The literature review yielded 49 publications evaluating the relationship between spinal alignment and the occurrence of pathologies in the lumbar spine. The results indicate that a straight spine might negatively affect the health status of the intervertebral disc, likely because of a lack of damping and associated high compressive loads. These loads further show a major dependence on body weight. On the other hand, facet degeneration and spondylolisthesis may be linked to higher anterior-posterior shear forces acting on the relevant spinal structures because of a generally more sagittally curved spine. A straight lumbar spine is more likely to stress the disc, whereas highly curved spines with a high pelvic incidence are more likely to stress the posterior structures. The biggest influencing factors on the resulting force and consequently potentially the wear of the anatomical structures are the intervertebral inclination from an anatomical point of view and the weight from a demographic point of view.
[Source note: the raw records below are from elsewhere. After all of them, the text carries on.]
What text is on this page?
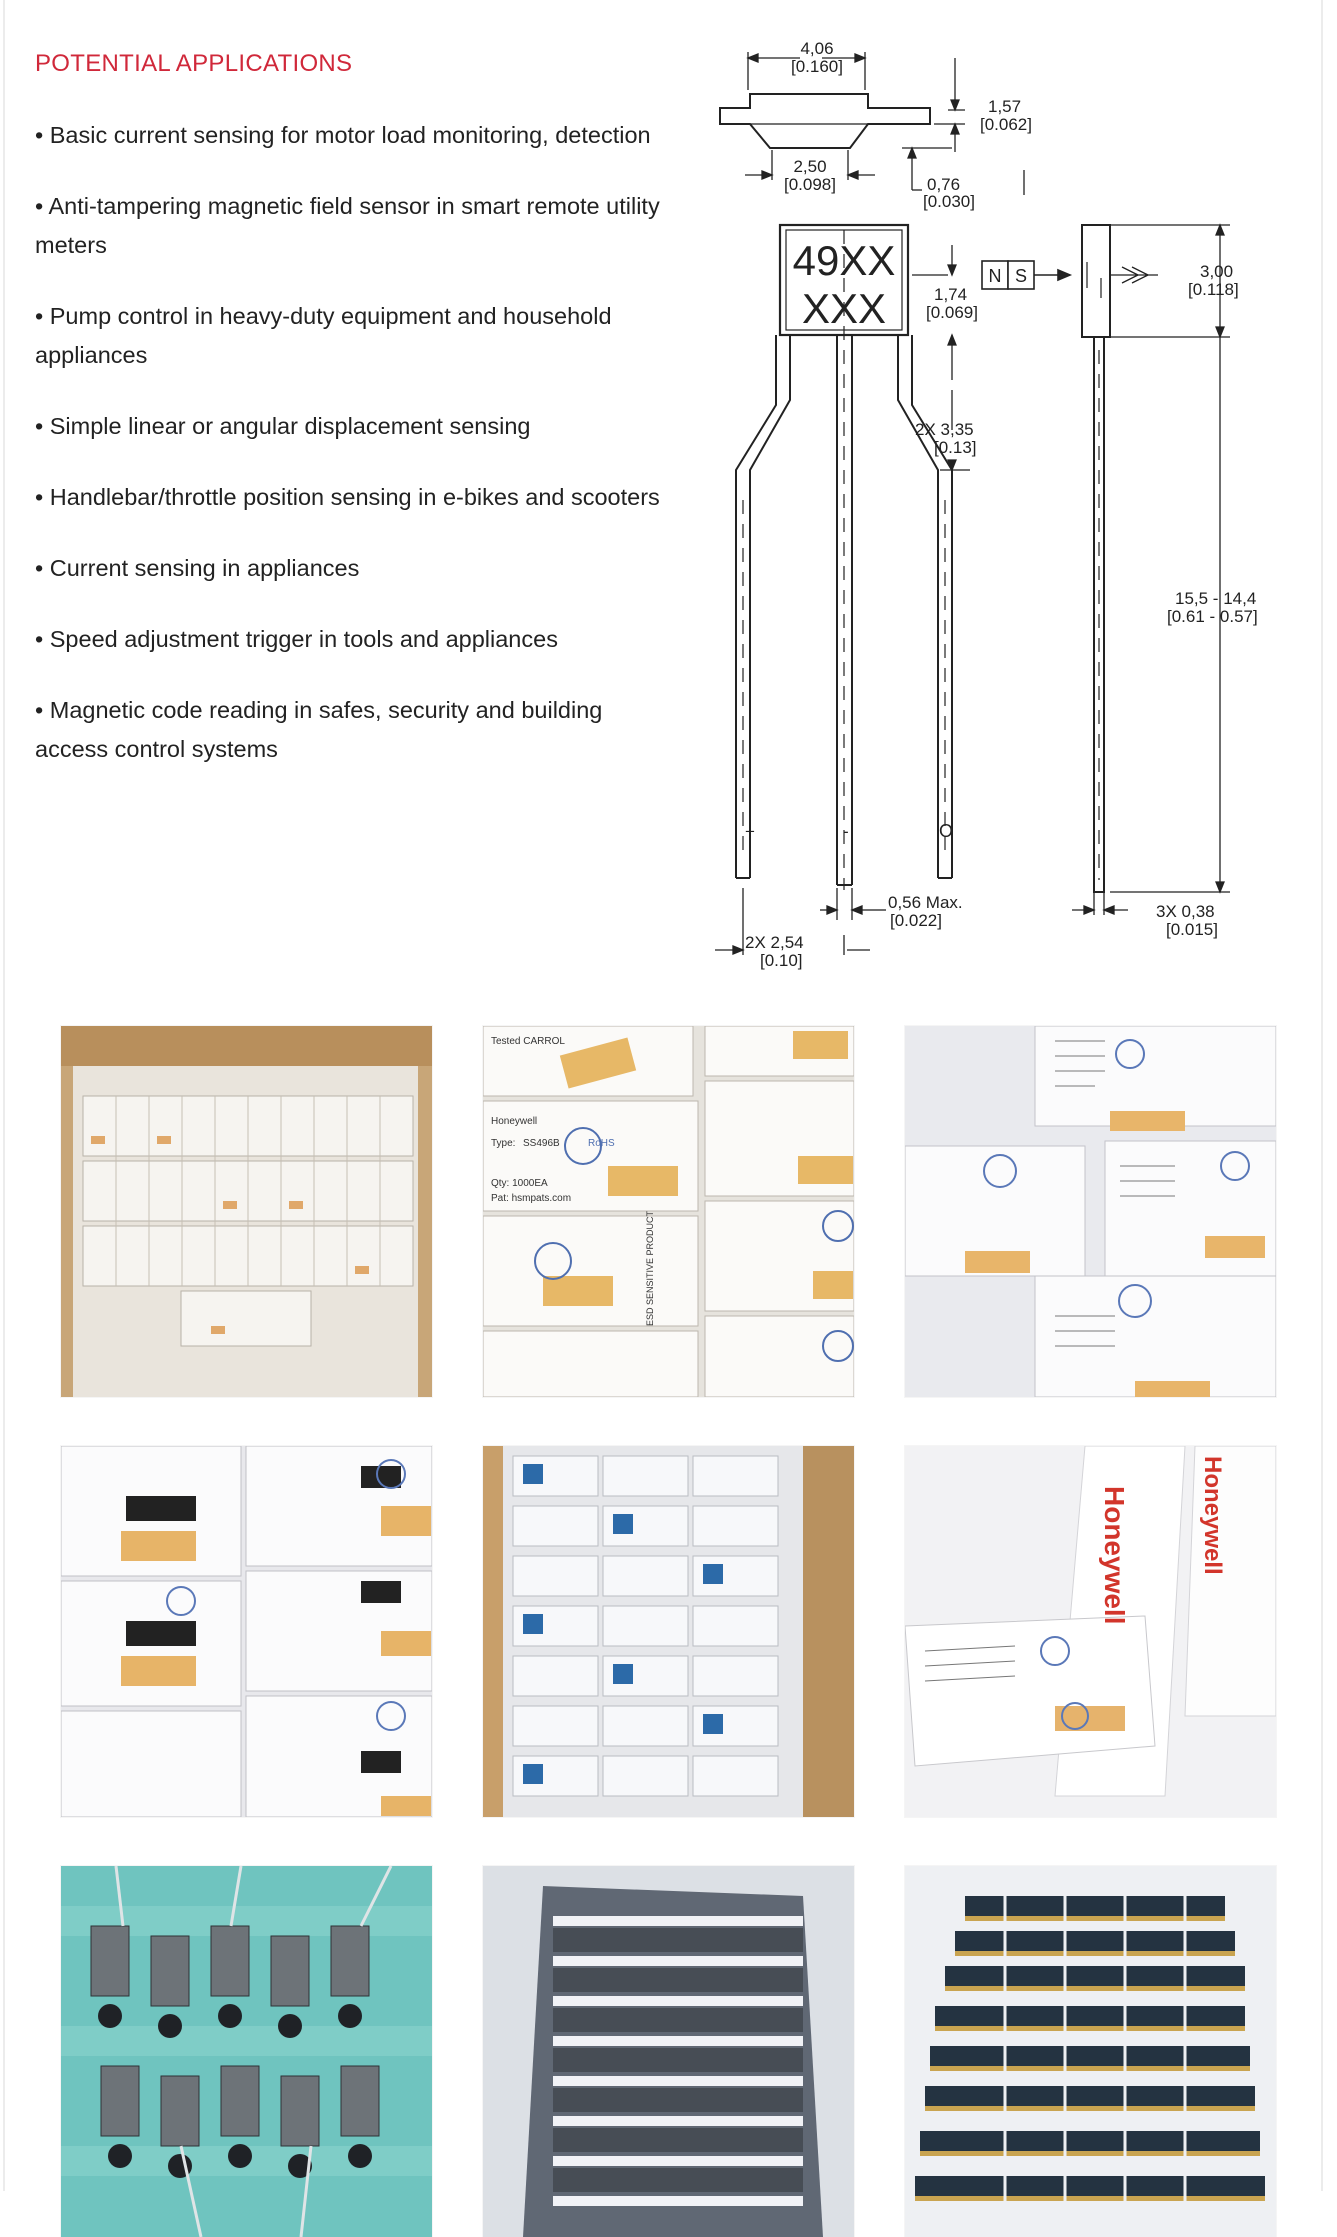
POTENTIAL APPLICATIONS
• Basic current sensing for motor load monitoring, detection
• Anti-tampering magnetic field sensor in smart remote utility meters
• Pump control in heavy-duty equipment and household appliances
• Simple linear or angular displacement sensing
• Handlebar/throttle position sensing in e-bikes and scooters
• Current sensing in appliances
• Speed adjustment trigger in tools and appliances
• Magnetic code reading in safes, security and building access control systems
4,06
[0.160]
1,57
[0.062]
2,50
[0.098]	0,76
[0.030]
49XX
XXX	1,74
[0.069]
N S
2X 3,35
[0.13]
+	-	O
0,56 Max.
[0.022]
2X 2,54
[0.10]
3,00
[0.118]
15,5 - 14,4
[0.61 - 0.57]
3X 0,38
[0.015]
Tested CARROL
Honeywell
Type: SS496B
Qty: 1000EA
Pat: hsmpats.com
RoHS
ESD SENSITIVE PRODUCT
Honeywell	Honeywell
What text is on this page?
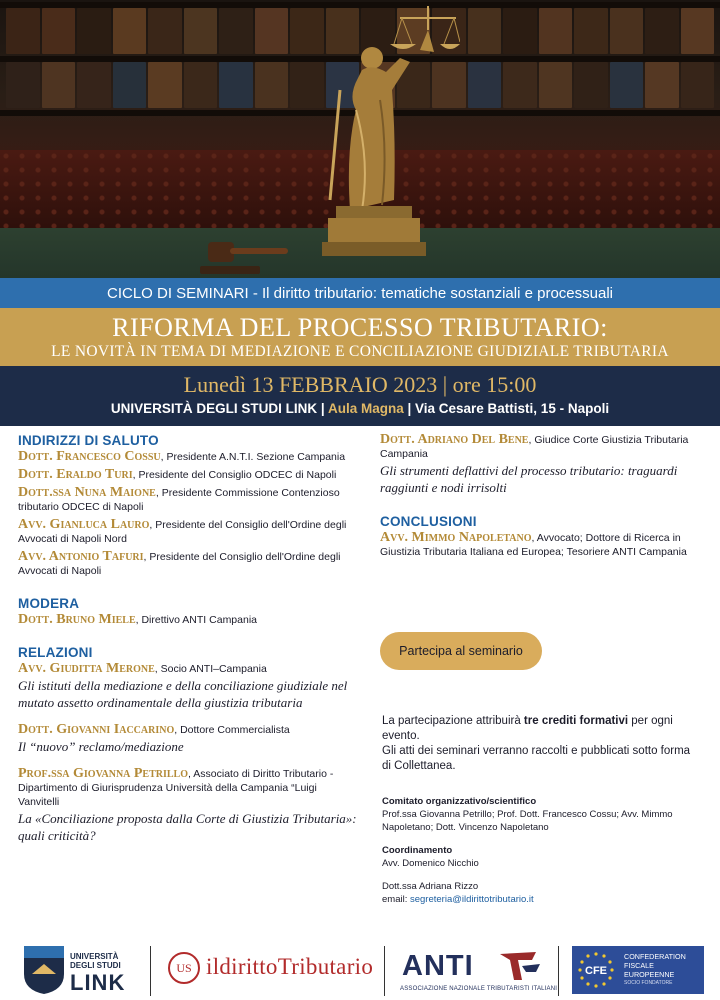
CICLO DI SEMINARI - Il diritto tributario: tematiche sostanziali e processuali
RIFORMA DEL PROCESSO TRIBUTARIO:
LE NOVITÀ IN TEMA DI MEDIAZIONE E CONCILIAZIONE GIUDIZIALE TRIBUTARIA
Lunedì 13 FEBBRAIO 2023 | ore 15:00
UNIVERSITÀ DEGLI STUDI LINK | Aula Magna | Via Cesare Battisti, 15 - Napoli
INDIRIZZI DI SALUTO
Dott. Francesco Cossu, Presidente A.N.T.I. Sezione Campania
Dott. Eraldo Turi, Presidente del Consiglio ODCEC di Napoli
Dott.ssa Nuna Maione, Presidente Commissione Contenzioso tributario ODCEC di Napoli
Avv. Gianluca Lauro, Presidente del Consiglio dell'Ordine degli Avvocati di Napoli Nord
Avv. Antonio Tafuri, Presidente del Consiglio dell'Ordine degli Avvocati di Napoli
MODERA
Dott. Bruno Miele, Direttivo ANTI Campania
RELAZIONI
Avv. Giuditta Merone, Socio ANTI–Campania
Gli istituti della mediazione e della conciliazione giudiziale nel mutato assetto ordinamentale della giustizia tributaria
Dott. Giovanni Iaccarino, Dottore Commercialista
Il “nuovo” reclamo/mediazione
Prof.ssa Giovanna Petrillo, Associato di Diritto Tributario - Dipartimento di Giurisprudenza Università della Campania “Luigi Vanvitelli
La «Conciliazione proposta dalla Corte di Giustizia Tributaria»: quali criticità?
Dott. Adriano Del Bene, Giudice Corte Giustizia Tributaria Campania
Gli strumenti deflattivi del processo tributario: traguardi raggiunti e nodi irrisolti
CONCLUSIONI
Avv. Mimmo Napoletano, Avvocato; Dottore di Ricerca in Giustizia Tributaria Italiana ed Europea; Tesoriere ANTI Campania
Partecipa al seminario
La partecipazione attribuirà tre crediti formativi per ogni evento.
Gli atti dei seminari verranno raccolti e pubblicati sotto forma di Collettanea.
Comitato organizzativo/scientifico
Prof.ssa Giovanna Petrillo; Prof. Dott. Francesco Cossu; Avv. Mimmo Napoletano; Dott. Vincenzo Napoletano
Coordinamento
Avv. Domenico Nicchio
Dott.ssa Adriana Rizzo
email: segreteria@ildirittotributario.it
UNIVERSITÀ
DEGLI STUDI
LINK
US ildirittoTributario ANTI
ASSOCIAZIONE NAZIONALE TRIBUTARISTI ITALIANI
CFE
CONFEDERATION
FISCALE
EUROPEENNE
SOCIO FONDATORE
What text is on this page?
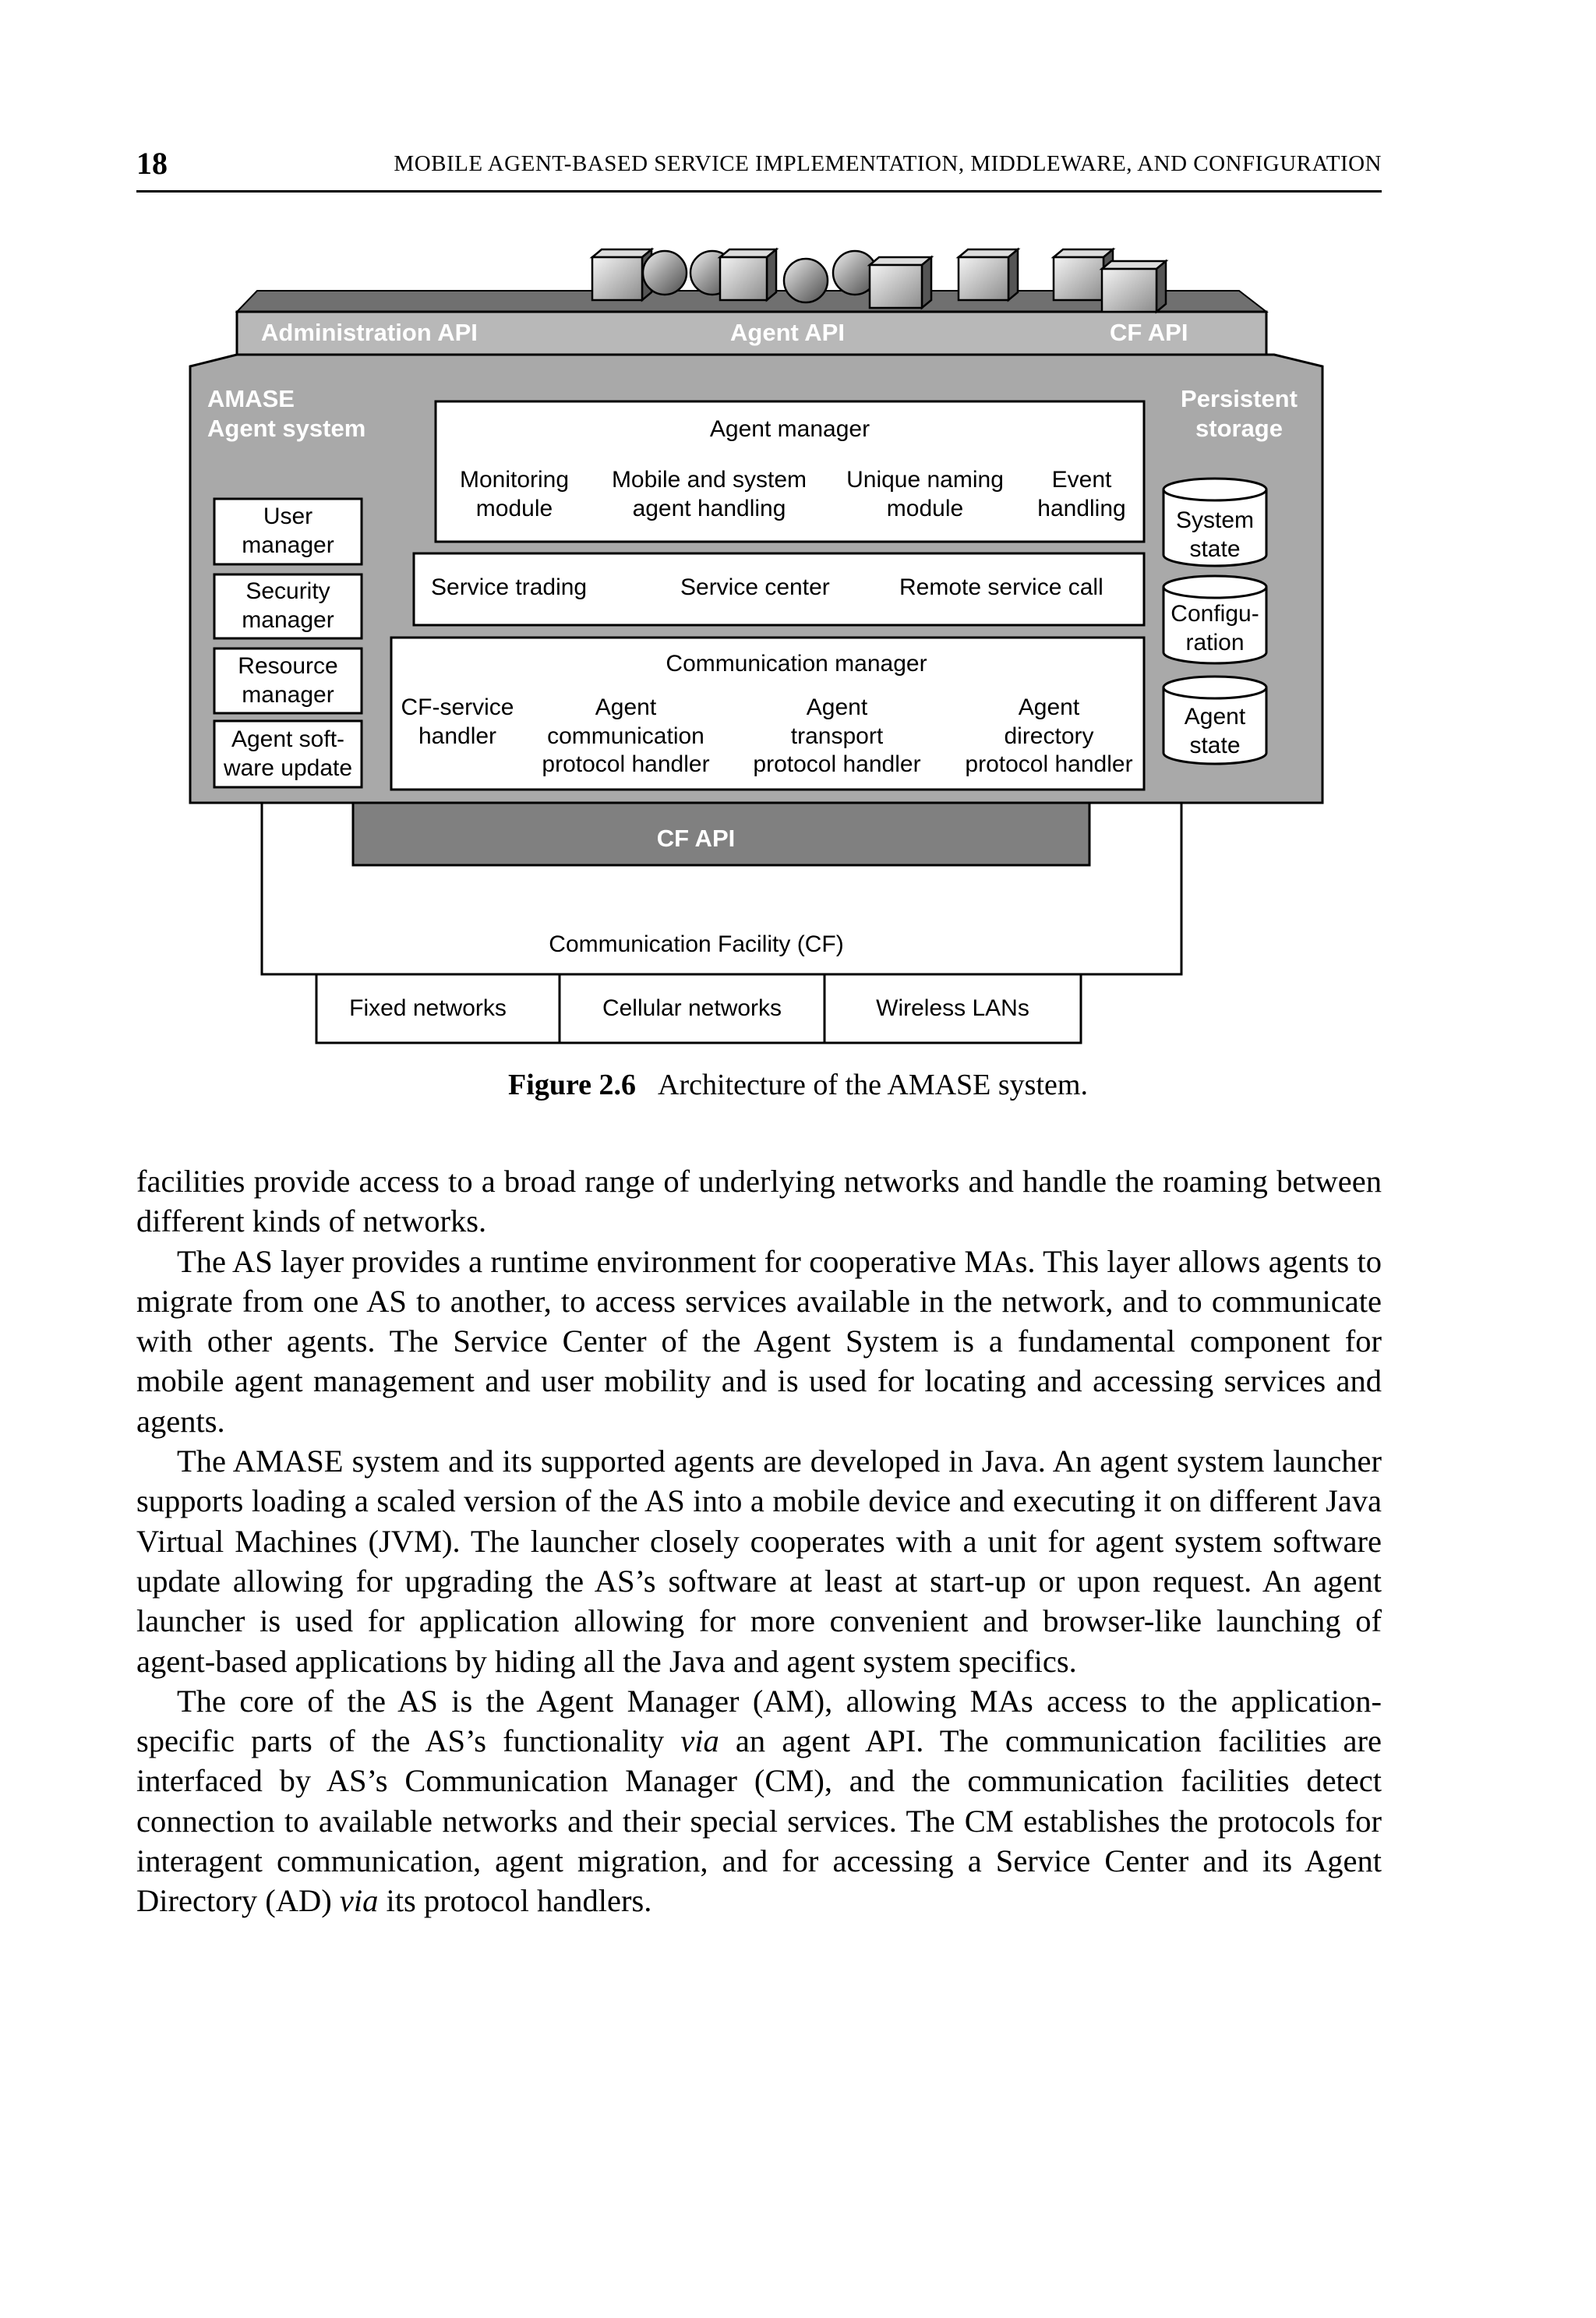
18	MOBILE AGENT-BASED SERVICE IMPLEMENTATION, MIDDLEWARE, AND CONFIGURATION
Administration API	Agent API	CF API
AMASE
Agent system
Persistent
storage
User
manager
Security
manager
Resource
manager
Agent soft-
ware update
Agent manager
Monitoring
module
Mobile and system
agent handling
Unique naming
module
Event
handling
Service trading	Service center	Remote service call
Communication manager
CF-service
handler
Agent
communication
protocol handler
Agent
transport
protocol handler
Agent
directory
protocol handler
System
state
Configu-
ration
Agent
state
CF API
Communication Facility (CF)
Fixed networks	Cellular networks	Wireless LANs
Figure 2.6 Architecture of the AMASE system.

facilities provide access to a broad range of underlying networks and handle the roaming between different kinds of networks.

The AS layer provides a runtime environment for cooperative MAs. This layer allows agents to migrate from one AS to another, to access services available in the network, and to communicate with other agents. The Service Center of the Agent System is a fundamental component for mobile agent management and user mobility and is used for locating and accessing services and agents.

The AMASE system and its supported agents are developed in Java. An agent system launcher supports loading a scaled version of the AS into a mobile device and executing it on different Java Virtual Machines (JVM). The launcher closely cooperates with a unit for agent system software update allowing for upgrading the AS’s software at least at start-up or upon request. An agent launcher is used for application allowing for more convenient and browser-like launching of agent-based applications by hiding all the Java and agent system specifics.

The core of the AS is the Agent Manager (AM), allowing MAs access to the application-specific parts of the AS’s functionality via an agent API. The communication facilities are interfaced by AS’s Communication Manager (CM), and the communication facilities detect connection to available networks and their special services. The CM establishes the protocols for interagent communication, agent migration, and for accessing a Service Center and its Agent Directory (AD) via its protocol handlers.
Information concerning spinal loading resulting from spinal alignment and body descriptors could impact both conservative treatment and operative planning for patients afflicted by spine disease through targeted changes in posture.
腰椎的退行性改变可能会影响许多结构,其中包括椎间盘和小关节。与姿势和质量分布相关的脊柱内个体负荷分布可能是疾病的一个原因。本研究有两个目的:第一,系统总结先前报道的矢状面平衡参数与腰椎退变发生之间的关联。第二,用额外的生物力学研究结果补充这些见解,以阐明脊柱负荷与排列之间的联系以及选定的人口统计学描述指标。
在PubMed上进行了系统的文献检索,以确定量化脊柱排列与椎间盘突出、椎间盘退变、小关节退变和椎体滑脱发生之间关联的临床研究。此外,使用一个先前发表的肌肉骨骼模型,将矢状面脊柱排列和受试者特征与144名受试者队列的腰椎关节负荷联系起来。
文献综述产生了49篇评估脊柱排列与腰椎病理发生之间关系的出版物。结果表明,笔直的脊柱可能会对椎间盘的健康状况产生负面影响,可能是因为缺乏缓冲以及相关的高压缩负荷。这些负荷进一步显示出对体重的主要依赖性。另一方面,由于脊柱矢状面通常弯曲度更大,小关节退变和椎体滑脱可能与作用于相关脊柱结构的更高的前后剪切力有关。笔直的腰椎更有可能使椎间盘受力,而骨盆倾斜度高的高度弯曲脊柱更有可能使后部结构受力。从解剖学角度来看,椎间倾斜度,从人口统计学角度来看,体重,是对合力以及因此对解剖结构潜在磨损影响最大的因素。
关于脊柱排列和身体描述指标所导致的脊柱负荷的信息,可能会通过针对性的姿势改变,影响脊柱疾病患者的保守治疗和手术规划。